- Born: Jonathan Stein
- Education: Harvard University Columbia Business School
- Occupations: Investor, business magnate, and entrepreneur
- Known for: Founding and leading Betterment

= Jon Stein =

American fintech entrepreneur

Jonathan "Jon" Stein is an American fintech entrepreneur. He is the founder and chairman of Betterment, the largest independent online financial advisor in the U.S., with over $18 billion in assets under management. Stein was chief executive officer from Betterment's founding in 2010 until December 2020, when he was succeeded by Sarah Levy.
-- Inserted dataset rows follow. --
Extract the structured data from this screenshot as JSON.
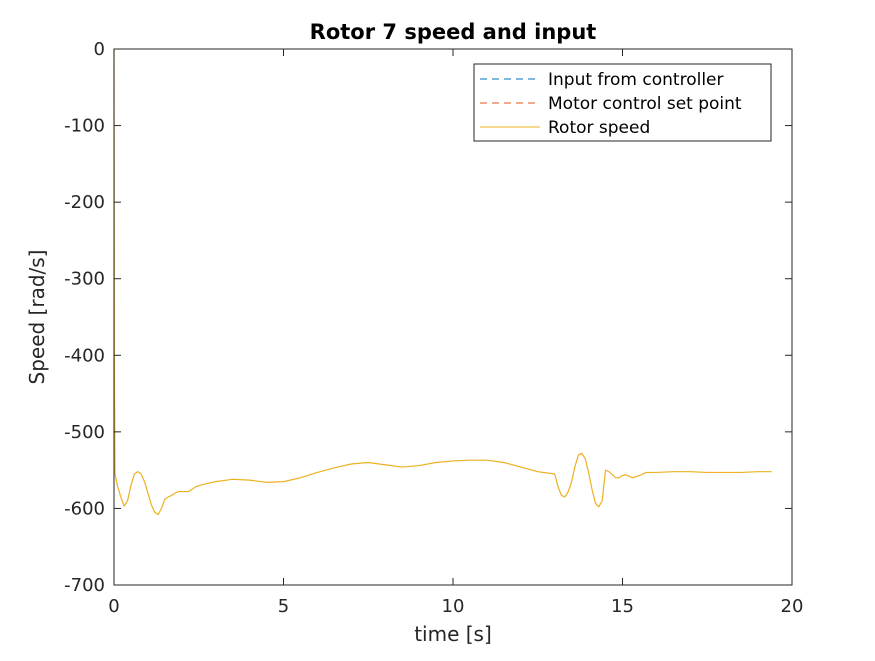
{
  "chart_data": {
    "type": "line",
    "title": "Rotor 7 speed and input",
    "xlabel": "time [s]",
    "ylabel": "Speed [rad/s]",
    "xlim": [
      0,
      20
    ],
    "ylim": [
      -700,
      0
    ],
    "xticks": [
      0,
      5,
      10,
      15,
      20
    ],
    "yticks": [
      0,
      -100,
      -200,
      -300,
      -400,
      -500,
      -600,
      -700
    ],
    "grid": false,
    "legend_position": "top-right",
    "series": [
      {
        "name": "Input from controller",
        "style": "dashed",
        "color": "#0072BD",
        "x": [],
        "y": []
      },
      {
        "name": "Motor control set point",
        "style": "dashed",
        "color": "#D95319",
        "x": [],
        "y": []
      },
      {
        "name": "Rotor speed",
        "style": "solid",
        "color": "#EDB120",
        "x": [
          0,
          0.01,
          0.03,
          0.1,
          0.2,
          0.3,
          0.4,
          0.5,
          0.6,
          0.7,
          0.8,
          0.9,
          1.0,
          1.1,
          1.2,
          1.3,
          1.4,
          1.5,
          1.6,
          1.7,
          1.8,
          1.9,
          2.0,
          2.2,
          2.4,
          2.6,
          2.8,
          3.0,
          3.5,
          4.0,
          4.5,
          5.0,
          5.5,
          6.0,
          6.5,
          7.0,
          7.5,
          8.0,
          8.5,
          9.0,
          9.5,
          10.0,
          10.5,
          11.0,
          11.5,
          12.0,
          12.5,
          13.0,
          13.1,
          13.2,
          13.3,
          13.4,
          13.5,
          13.6,
          13.7,
          13.8,
          13.9,
          14.0,
          14.1,
          14.2,
          14.3,
          14.4,
          14.5,
          14.6,
          14.7,
          14.8,
          14.9,
          15.0,
          15.1,
          15.2,
          15.3,
          15.5,
          15.7,
          16.0,
          16.5,
          17.0,
          17.5,
          18.0,
          18.5,
          19.0,
          19.4
        ],
        "y": [
          0,
          -400,
          -555,
          -570,
          -585,
          -597,
          -590,
          -570,
          -555,
          -552,
          -555,
          -565,
          -580,
          -595,
          -605,
          -608,
          -600,
          -588,
          -585,
          -583,
          -580,
          -578,
          -578,
          -578,
          -572,
          -569,
          -567,
          -565,
          -562,
          -563,
          -566,
          -565,
          -560,
          -553,
          -547,
          -542,
          -540,
          -543,
          -546,
          -544,
          -540,
          -538,
          -537,
          -537,
          -540,
          -546,
          -552,
          -555,
          -572,
          -583,
          -585,
          -578,
          -565,
          -545,
          -530,
          -528,
          -535,
          -553,
          -575,
          -593,
          -598,
          -590,
          -550,
          -552,
          -556,
          -560,
          -560,
          -557,
          -556,
          -558,
          -560,
          -557,
          -553,
          -553,
          -552,
          -552,
          -553,
          -553,
          -553,
          -552,
          -552
        ]
      }
    ]
  }
}
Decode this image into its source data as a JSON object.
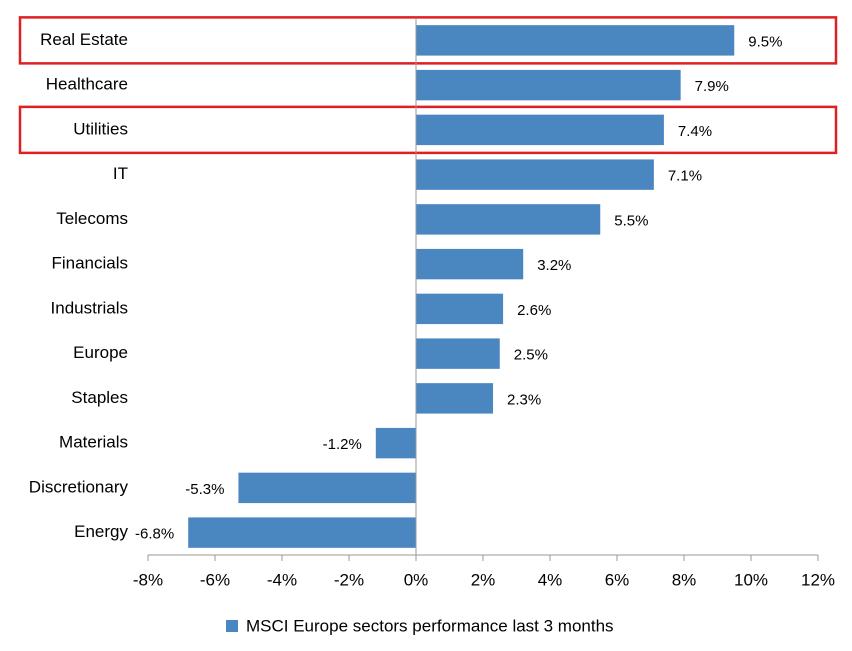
{
  "chart_data": {
    "type": "bar",
    "orientation": "horizontal",
    "categories": [
      "Real Estate",
      "Healthcare",
      "Utilities",
      "IT",
      "Telecoms",
      "Financials",
      "Industrials",
      "Europe",
      "Staples",
      "Materials",
      "Discretionary",
      "Energy"
    ],
    "series": [
      {
        "name": "MSCI Europe sectors performance last 3 months",
        "color": "#4a86c0",
        "values": [
          9.5,
          7.9,
          7.4,
          7.1,
          5.5,
          3.2,
          2.6,
          2.5,
          2.3,
          -1.2,
          -5.3,
          -6.8
        ],
        "value_labels": [
          "9.5%",
          "7.9%",
          "7.4%",
          "7.1%",
          "5.5%",
          "3.2%",
          "2.6%",
          "2.5%",
          "2.3%",
          "-1.2%",
          "-5.3%",
          "-6.8%"
        ]
      }
    ],
    "xlim": [
      -8,
      12
    ],
    "xticks": [
      {
        "value": -8,
        "label": "-8%"
      },
      {
        "value": -6,
        "label": "-6%"
      },
      {
        "value": -4,
        "label": "-4%"
      },
      {
        "value": -2,
        "label": "-2%"
      },
      {
        "value": 0,
        "label": "0%"
      },
      {
        "value": 2,
        "label": "2%"
      },
      {
        "value": 4,
        "label": "4%"
      },
      {
        "value": 6,
        "label": "6%"
      },
      {
        "value": 8,
        "label": "8%"
      },
      {
        "value": 10,
        "label": "10%"
      },
      {
        "value": 12,
        "label": "12%"
      }
    ],
    "highlight": [
      0,
      2
    ],
    "highlight_color": "#e02020",
    "legend": "bottom"
  }
}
Under the umbrella of Betterment Holdings Inc., Stein manages Betterment's core retail platform, often referred to as a "robo-advisor"; a 401(k) platform called Betterment for Business, and a digital advisory platform called Betterment for Advisors.

== Education ==
Stein received his B.A. from Harvard University and MBA from Columbia Business School.

== Career ==
Stein launched Betterment in 2008 at TechCrunch Disrupt and made it to the final five in the Startup Battlefield competition the same year.
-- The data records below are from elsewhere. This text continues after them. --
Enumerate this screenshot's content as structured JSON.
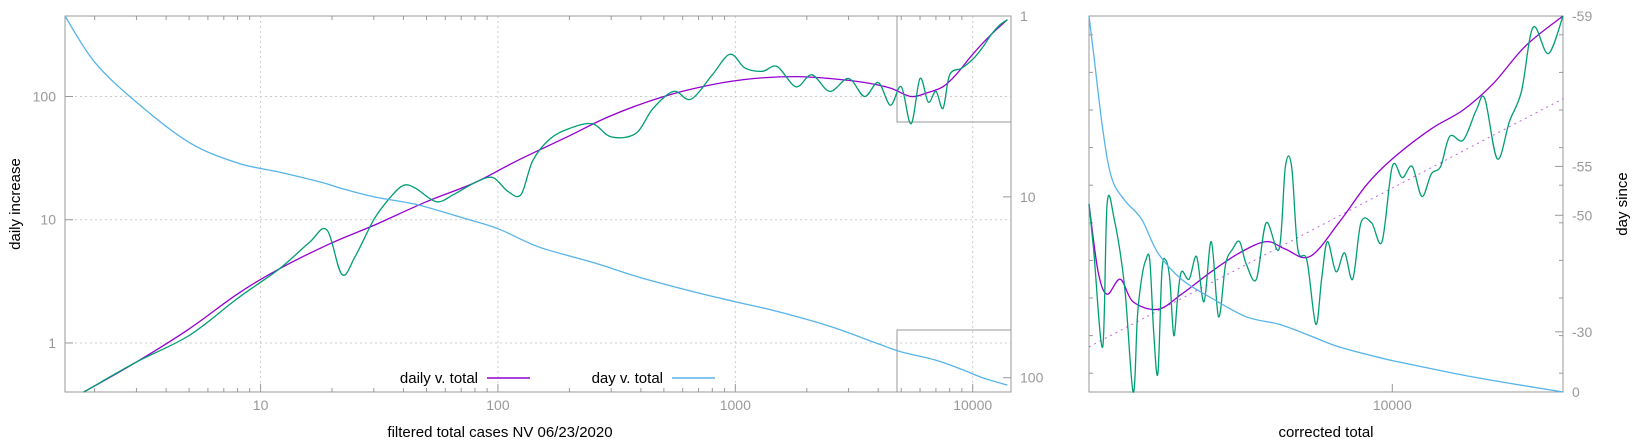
{
  "chart_data": [
    {
      "type": "line",
      "xlabel": "filtered total cases NV 06/23/2020",
      "ylabel": "daily increase",
      "y2label": "",
      "xscale": "log",
      "yscale": "log",
      "y2scale": "log-reversed",
      "xlim": [
        1.5,
        14500
      ],
      "ylim": [
        0.4,
        450
      ],
      "y2lim": [
        1,
        120
      ],
      "grid": true,
      "xticks": [
        "10",
        "100",
        "1000",
        "10000"
      ],
      "yticks": [
        "1",
        "10",
        "100"
      ],
      "y2ticks": [
        "1",
        "10",
        "100"
      ],
      "legend_position": "bottom-center",
      "legend": [
        "daily v. total",
        "day v. total"
      ],
      "series": [
        {
          "name": "daily v. total",
          "color": "#9400d3",
          "axis": "y",
          "x": [
            1.8,
            3,
            5,
            8,
            12,
            20,
            30,
            50,
            80,
            120,
            200,
            300,
            500,
            800,
            1200,
            1800,
            2500,
            3500,
            4500,
            5500,
            6500,
            7500,
            8500,
            10000,
            12000,
            14000
          ],
          "values": [
            0.4,
            0.7,
            1.3,
            2.5,
            4,
            6.5,
            9,
            14,
            20,
            30,
            48,
            70,
            100,
            125,
            140,
            145,
            140,
            130,
            117,
            100,
            108,
            120,
            150,
            220,
            320,
            420
          ]
        },
        {
          "name": "",
          "color": "#009e73",
          "axis": "y",
          "x": [
            1.8,
            3,
            5,
            8,
            12,
            16,
            19,
            22,
            25,
            30,
            35,
            40,
            45,
            55,
            65,
            80,
            95,
            110,
            125,
            140,
            165,
            200,
            250,
            300,
            380,
            450,
            550,
            650,
            800,
            950,
            1100,
            1300,
            1500,
            1800,
            2100,
            2500,
            3000,
            3500,
            4000,
            4500,
            5000,
            5500,
            6000,
            6500,
            7000,
            7500,
            8000,
            9000,
            10000,
            11000,
            12000,
            13000,
            14000
          ],
          "values": [
            0.4,
            0.7,
            1.15,
            2.3,
            4,
            6.5,
            8.3,
            3.6,
            5,
            10,
            15,
            19,
            18,
            14,
            16,
            20,
            22,
            17,
            16,
            30,
            45,
            55,
            60,
            47,
            50,
            80,
            110,
            95,
            150,
            220,
            170,
            160,
            175,
            120,
            150,
            110,
            140,
            100,
            130,
            85,
            120,
            60,
            140,
            90,
            110,
            80,
            150,
            170,
            200,
            250,
            320,
            380,
            420
          ]
        },
        {
          "name": "day v. total",
          "color": "#56b4e9",
          "axis": "y2",
          "x": [
            1.5,
            2,
            3,
            5,
            8,
            12,
            18,
            22,
            30,
            45,
            70,
            100,
            150,
            250,
            400,
            700,
            1000,
            1500,
            2500,
            4000,
            5000,
            7000,
            9000,
            11000,
            14000
          ],
          "values": [
            1,
            1.8,
            3,
            5,
            6.5,
            7.3,
            8.3,
            9,
            10,
            11,
            13,
            15,
            19,
            23,
            28,
            34,
            38,
            43,
            52,
            65,
            72,
            80,
            90,
            100,
            110
          ]
        }
      ]
    },
    {
      "type": "line",
      "xlabel": "corrected total",
      "ylabel": "",
      "y2label": "day since",
      "xscale": "log",
      "xlim": [
        5500,
        14000
      ],
      "ylim": [
        0,
        1
      ],
      "y2ticks": [
        "-59",
        "-55",
        "-50",
        "-30",
        "0"
      ],
      "xticks": [
        "10000"
      ],
      "grid": false,
      "series": [
        {
          "name": "",
          "color": "#9400d3",
          "axis": "y",
          "x": [
            5500,
            5600,
            5700,
            5850,
            6000,
            6300,
            6600,
            7000,
            7400,
            7800,
            8100,
            8500,
            9000,
            9500,
            10000,
            10800,
            11500,
            12200,
            13000,
            14000
          ],
          "values": [
            0.5,
            0.32,
            0.26,
            0.3,
            0.24,
            0.22,
            0.26,
            0.32,
            0.37,
            0.4,
            0.38,
            0.36,
            0.45,
            0.55,
            0.62,
            0.7,
            0.75,
            0.82,
            0.92,
            1.0
          ]
        },
        {
          "name": "",
          "color": "#009e73",
          "axis": "y",
          "x": [
            5500,
            5550,
            5650,
            5700,
            5780,
            5900,
            6000,
            6050,
            6100,
            6150,
            6200,
            6250,
            6300,
            6350,
            6400,
            6450,
            6500,
            6550,
            6600,
            6700,
            6800,
            6900,
            7000,
            7100,
            7200,
            7300,
            7400,
            7500,
            7650,
            7800,
            8000,
            8100,
            8200,
            8300,
            8450,
            8600,
            8700,
            8800,
            8950,
            9100,
            9250,
            9400,
            9600,
            9800,
            10000,
            10200,
            10400,
            10600,
            10800,
            11000,
            11200,
            11500,
            11800,
            12000,
            12300,
            12600,
            12900,
            13200,
            13600,
            14000
          ],
          "values": [
            0.5,
            0.38,
            0.12,
            0.5,
            0.46,
            0.28,
            0.0,
            0.2,
            0.3,
            0.35,
            0.35,
            0.15,
            0.05,
            0.32,
            0.35,
            0.3,
            0.15,
            0.25,
            0.32,
            0.3,
            0.36,
            0.24,
            0.4,
            0.2,
            0.34,
            0.38,
            0.4,
            0.34,
            0.3,
            0.45,
            0.38,
            0.6,
            0.6,
            0.38,
            0.35,
            0.18,
            0.3,
            0.4,
            0.32,
            0.37,
            0.3,
            0.45,
            0.45,
            0.4,
            0.6,
            0.57,
            0.6,
            0.52,
            0.58,
            0.6,
            0.68,
            0.67,
            0.75,
            0.78,
            0.62,
            0.72,
            0.8,
            0.97,
            0.9,
            1.0
          ]
        },
        {
          "name": "",
          "color": "#56b4e9",
          "axis": "y",
          "x": [
            5500,
            5550,
            5650,
            5750,
            5900,
            6100,
            6300,
            6600,
            7000,
            7500,
            8000,
            8500,
            9000,
            9800,
            10500,
            11500,
            12500,
            14000
          ],
          "values": [
            1.0,
            0.9,
            0.7,
            0.57,
            0.51,
            0.46,
            0.37,
            0.3,
            0.25,
            0.2,
            0.18,
            0.15,
            0.12,
            0.09,
            0.07,
            0.045,
            0.025,
            0.0
          ]
        },
        {
          "name": "",
          "color": "#9400d3",
          "axis": "y",
          "x": [
            5500,
            14000
          ],
          "values": [
            0.12,
            0.78
          ],
          "dashed": true
        }
      ]
    }
  ]
}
An outspoken critic of some traditional financial practices, Stein has become a recognized industry advocate for more transparency in investing and more customer-centric financial solutions, as well as public policy issues, such as the U.S. Department of Labor's fiduciary rule for retirement plans.

In 2016, Stein was awarded the 27th spot on Fortune's 40 Under 40 list.